Tavernise (M5S): “Le dimissioni di Occhiuto paralizzano la burocrazia, non la politica che lavora per i calabresi”

Le dichiarazioni  del consigliere regionale e capogruppo del Movimento 5 Stelle in Consiglio regionale

Le dichiarazioni  del consigliere regionale e capogruppo del Movimento 5 Stelle in Consiglio regionale, Davide Tavernise:

“Le dimissioni del Presidente Occhiuto hanno di fatto paralizzato la macchina burocratica regionale, lasciando in sospeso atti e provvedimenti. Ma la politica vera – quella che nasce per servire i cittadini e non per inseguire tornaconti personali – non si ferma.

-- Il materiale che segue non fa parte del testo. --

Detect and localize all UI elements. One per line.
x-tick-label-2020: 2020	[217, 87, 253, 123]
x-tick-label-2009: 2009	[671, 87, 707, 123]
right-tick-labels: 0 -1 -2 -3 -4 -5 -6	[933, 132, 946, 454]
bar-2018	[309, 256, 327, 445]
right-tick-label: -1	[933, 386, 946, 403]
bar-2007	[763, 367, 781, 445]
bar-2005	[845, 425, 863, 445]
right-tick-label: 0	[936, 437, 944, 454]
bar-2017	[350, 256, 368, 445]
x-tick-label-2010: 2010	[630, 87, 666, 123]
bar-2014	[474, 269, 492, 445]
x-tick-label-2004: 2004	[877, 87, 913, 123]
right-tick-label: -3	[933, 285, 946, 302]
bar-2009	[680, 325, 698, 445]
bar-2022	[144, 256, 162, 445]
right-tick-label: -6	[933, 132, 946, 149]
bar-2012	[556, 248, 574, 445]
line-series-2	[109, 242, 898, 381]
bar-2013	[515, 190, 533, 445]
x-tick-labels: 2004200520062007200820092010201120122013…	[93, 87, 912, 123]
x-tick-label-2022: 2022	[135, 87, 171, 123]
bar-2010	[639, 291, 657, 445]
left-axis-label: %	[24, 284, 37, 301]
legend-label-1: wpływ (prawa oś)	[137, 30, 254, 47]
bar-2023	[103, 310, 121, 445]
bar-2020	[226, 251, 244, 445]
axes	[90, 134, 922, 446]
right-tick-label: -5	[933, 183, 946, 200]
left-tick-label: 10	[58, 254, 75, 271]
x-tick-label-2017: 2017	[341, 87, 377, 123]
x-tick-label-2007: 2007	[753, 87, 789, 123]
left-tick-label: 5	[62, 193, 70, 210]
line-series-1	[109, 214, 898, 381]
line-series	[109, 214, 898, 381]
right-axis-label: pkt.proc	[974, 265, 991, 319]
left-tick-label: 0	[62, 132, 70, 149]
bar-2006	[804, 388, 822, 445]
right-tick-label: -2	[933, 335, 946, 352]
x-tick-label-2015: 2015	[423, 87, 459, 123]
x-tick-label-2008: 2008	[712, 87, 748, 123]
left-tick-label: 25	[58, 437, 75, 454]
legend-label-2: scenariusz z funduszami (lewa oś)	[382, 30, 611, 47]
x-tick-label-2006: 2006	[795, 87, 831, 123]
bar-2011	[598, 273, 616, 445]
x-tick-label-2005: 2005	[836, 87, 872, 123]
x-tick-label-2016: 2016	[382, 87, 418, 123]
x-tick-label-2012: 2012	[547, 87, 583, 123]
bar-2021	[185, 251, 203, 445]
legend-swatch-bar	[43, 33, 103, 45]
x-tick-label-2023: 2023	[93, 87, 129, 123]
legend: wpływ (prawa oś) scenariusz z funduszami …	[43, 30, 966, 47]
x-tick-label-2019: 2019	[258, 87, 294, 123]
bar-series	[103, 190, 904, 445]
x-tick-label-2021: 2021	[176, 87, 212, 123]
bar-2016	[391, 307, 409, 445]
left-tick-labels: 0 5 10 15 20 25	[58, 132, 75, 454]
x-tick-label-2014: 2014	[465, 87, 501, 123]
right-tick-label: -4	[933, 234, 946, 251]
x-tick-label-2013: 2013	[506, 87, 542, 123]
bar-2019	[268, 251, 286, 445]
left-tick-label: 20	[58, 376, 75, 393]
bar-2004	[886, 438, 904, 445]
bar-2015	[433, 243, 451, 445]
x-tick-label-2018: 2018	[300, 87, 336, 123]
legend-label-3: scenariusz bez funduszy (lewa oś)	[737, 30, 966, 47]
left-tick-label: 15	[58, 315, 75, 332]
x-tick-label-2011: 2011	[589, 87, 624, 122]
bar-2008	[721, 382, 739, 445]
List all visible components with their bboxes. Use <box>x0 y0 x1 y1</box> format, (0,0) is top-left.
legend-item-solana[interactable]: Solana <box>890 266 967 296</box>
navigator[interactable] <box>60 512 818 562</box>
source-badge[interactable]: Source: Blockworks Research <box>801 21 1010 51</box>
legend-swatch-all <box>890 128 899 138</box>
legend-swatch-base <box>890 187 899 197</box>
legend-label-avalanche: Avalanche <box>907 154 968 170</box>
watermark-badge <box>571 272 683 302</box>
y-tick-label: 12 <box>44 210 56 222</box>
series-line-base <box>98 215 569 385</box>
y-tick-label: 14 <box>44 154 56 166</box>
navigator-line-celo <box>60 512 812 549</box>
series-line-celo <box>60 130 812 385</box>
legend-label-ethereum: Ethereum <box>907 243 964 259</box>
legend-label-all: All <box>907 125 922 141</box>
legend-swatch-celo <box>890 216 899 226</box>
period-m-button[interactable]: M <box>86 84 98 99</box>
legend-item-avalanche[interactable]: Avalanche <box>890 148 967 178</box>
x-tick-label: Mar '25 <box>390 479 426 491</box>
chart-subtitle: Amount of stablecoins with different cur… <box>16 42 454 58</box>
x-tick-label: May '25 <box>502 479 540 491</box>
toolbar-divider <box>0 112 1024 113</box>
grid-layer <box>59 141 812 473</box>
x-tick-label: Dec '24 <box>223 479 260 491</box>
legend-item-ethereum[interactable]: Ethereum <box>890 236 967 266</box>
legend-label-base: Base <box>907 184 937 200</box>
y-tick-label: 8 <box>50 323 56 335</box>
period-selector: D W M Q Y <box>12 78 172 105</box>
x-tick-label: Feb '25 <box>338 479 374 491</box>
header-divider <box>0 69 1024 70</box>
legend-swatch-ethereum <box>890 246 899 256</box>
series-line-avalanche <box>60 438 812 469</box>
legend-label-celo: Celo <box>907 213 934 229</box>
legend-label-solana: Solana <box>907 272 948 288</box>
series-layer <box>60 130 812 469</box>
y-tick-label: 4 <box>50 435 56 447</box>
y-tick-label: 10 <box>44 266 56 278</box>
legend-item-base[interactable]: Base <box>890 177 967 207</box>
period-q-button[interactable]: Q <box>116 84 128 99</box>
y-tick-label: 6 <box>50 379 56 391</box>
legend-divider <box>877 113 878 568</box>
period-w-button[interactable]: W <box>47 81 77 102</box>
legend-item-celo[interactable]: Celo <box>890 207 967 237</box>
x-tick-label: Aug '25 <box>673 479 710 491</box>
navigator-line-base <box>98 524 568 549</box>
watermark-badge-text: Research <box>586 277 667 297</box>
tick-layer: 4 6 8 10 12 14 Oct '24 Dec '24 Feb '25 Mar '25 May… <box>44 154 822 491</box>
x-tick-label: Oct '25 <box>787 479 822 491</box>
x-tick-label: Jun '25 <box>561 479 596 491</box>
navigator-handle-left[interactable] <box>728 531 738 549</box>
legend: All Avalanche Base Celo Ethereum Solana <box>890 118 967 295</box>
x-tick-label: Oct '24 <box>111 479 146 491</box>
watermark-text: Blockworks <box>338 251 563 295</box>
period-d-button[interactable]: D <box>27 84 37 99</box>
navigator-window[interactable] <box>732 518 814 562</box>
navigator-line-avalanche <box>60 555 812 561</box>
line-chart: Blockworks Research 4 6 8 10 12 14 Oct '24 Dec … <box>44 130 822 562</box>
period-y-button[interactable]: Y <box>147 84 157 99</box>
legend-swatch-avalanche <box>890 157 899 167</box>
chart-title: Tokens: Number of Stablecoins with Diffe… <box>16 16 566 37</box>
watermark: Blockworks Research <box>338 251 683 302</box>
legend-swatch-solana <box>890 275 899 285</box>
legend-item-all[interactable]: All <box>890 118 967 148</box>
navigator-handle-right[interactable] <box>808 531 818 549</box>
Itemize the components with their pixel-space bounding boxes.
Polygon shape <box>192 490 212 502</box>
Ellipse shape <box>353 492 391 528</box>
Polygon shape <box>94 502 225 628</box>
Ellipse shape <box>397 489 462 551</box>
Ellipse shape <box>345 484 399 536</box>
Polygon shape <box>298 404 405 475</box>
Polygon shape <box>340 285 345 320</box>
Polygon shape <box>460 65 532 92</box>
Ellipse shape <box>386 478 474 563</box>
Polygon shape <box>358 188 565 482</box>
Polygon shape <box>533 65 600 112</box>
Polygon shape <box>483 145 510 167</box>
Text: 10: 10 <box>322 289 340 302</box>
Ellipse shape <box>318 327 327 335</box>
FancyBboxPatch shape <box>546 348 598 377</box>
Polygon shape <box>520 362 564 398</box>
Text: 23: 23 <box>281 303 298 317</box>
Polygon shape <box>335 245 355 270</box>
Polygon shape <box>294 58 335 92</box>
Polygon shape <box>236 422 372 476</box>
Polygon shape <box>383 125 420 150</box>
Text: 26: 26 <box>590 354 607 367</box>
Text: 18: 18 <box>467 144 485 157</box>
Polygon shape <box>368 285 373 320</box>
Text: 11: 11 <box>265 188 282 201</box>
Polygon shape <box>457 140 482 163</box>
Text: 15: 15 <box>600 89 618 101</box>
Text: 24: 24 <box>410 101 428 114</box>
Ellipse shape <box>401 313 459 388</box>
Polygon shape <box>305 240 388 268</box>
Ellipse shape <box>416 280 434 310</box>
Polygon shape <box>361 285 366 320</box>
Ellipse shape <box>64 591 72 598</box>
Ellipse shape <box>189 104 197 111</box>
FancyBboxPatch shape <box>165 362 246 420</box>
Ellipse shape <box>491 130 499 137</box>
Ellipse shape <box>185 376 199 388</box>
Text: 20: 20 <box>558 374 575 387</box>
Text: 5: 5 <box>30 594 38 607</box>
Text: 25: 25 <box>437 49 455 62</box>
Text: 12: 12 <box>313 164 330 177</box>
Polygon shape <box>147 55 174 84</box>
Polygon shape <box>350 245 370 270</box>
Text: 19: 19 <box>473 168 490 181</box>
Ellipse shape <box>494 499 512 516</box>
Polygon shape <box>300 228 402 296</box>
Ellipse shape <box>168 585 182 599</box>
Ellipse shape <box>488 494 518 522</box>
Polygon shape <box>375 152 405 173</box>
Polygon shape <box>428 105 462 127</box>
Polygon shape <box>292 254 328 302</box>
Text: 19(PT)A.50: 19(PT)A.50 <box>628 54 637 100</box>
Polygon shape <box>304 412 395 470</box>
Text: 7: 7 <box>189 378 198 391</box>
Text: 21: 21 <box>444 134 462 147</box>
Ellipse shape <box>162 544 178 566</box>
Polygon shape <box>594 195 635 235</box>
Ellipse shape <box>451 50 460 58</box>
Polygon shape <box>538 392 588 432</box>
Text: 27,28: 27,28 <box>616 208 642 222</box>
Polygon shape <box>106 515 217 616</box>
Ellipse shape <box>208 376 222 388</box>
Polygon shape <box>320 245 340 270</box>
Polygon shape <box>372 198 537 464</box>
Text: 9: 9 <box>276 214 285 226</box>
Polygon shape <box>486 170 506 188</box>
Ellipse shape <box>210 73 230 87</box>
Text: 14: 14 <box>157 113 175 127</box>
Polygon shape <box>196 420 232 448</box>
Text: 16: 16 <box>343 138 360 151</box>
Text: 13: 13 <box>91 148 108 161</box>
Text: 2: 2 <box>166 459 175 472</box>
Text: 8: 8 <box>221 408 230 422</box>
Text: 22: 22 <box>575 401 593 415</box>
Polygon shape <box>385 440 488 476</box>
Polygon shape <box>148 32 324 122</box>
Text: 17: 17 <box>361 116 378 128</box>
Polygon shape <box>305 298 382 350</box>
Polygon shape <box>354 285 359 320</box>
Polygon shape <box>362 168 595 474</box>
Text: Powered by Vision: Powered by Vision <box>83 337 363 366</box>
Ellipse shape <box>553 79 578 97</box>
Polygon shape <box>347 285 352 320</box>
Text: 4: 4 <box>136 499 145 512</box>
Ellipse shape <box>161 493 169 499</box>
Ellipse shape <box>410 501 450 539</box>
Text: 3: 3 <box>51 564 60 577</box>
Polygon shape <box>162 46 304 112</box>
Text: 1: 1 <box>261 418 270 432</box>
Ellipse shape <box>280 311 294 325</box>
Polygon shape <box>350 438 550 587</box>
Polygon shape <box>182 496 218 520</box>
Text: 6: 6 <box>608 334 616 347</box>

Mentre lui congela la Calabria per calcolo politico, noi continuiamo a lavorare per dare risposte concrete.

È in questa direzione che ho depositato la proposta di legge “Disposizioni per incentivare la qualità e la sicurezza del lavoro, l’applicazione del salario minimo orario di nove euro, la sostenibilità energetica e ambientale, la legalità e la stabilità occupazionale”. Si tratta di un testo che non grava sul bilancio regionale, ma che introduce un sistema di regole e criteri premianti negli appalti e nelle concessioni pubbliche per garantire un salario minimo di almeno nove euro lordi l’ora e combattere il fenomeno del lavoro povero, rafforzare la sicurezza nei luoghi di lavoro con controlli mirati e standard più elevati soprattutto nei cantieri e nei settori ad alta intensità di manodopera, premiare le imprese che rispettano i contratti collettivi più rappresentativi, adottano misure di sostenibilità ambientale ed energetica e si impegnano nella legalità, tutelare la stabilità occupazionale attraverso la clausola sociale nei cambi d’appalto, contrastare il dumping salariale e le infiltrazioni criminali negli appalti pubblici.
La Calabria è maglia nera in Italia per disoccupazione e reddito pro capite. Troppi giovani lasciano la nostra terra e troppe famiglie vivono con stipendi che non bastano per arrivare a fine mese. Questa proposta non è un libro dei sogni, ma un atto concreto che mette la dignità del lavoro e la giustizia sociale al centro delle politiche regionali.
Mentre Occhiuto blocca la macchina amministrativa per le sue vicende personali, noi dimostriamo che un’altra Calabria è possibile. Una Calabria in cui la politica non è fatta di scenari elettorali e tatticismi, ma di lavoro quotidiano per migliorare la vita delle persone.”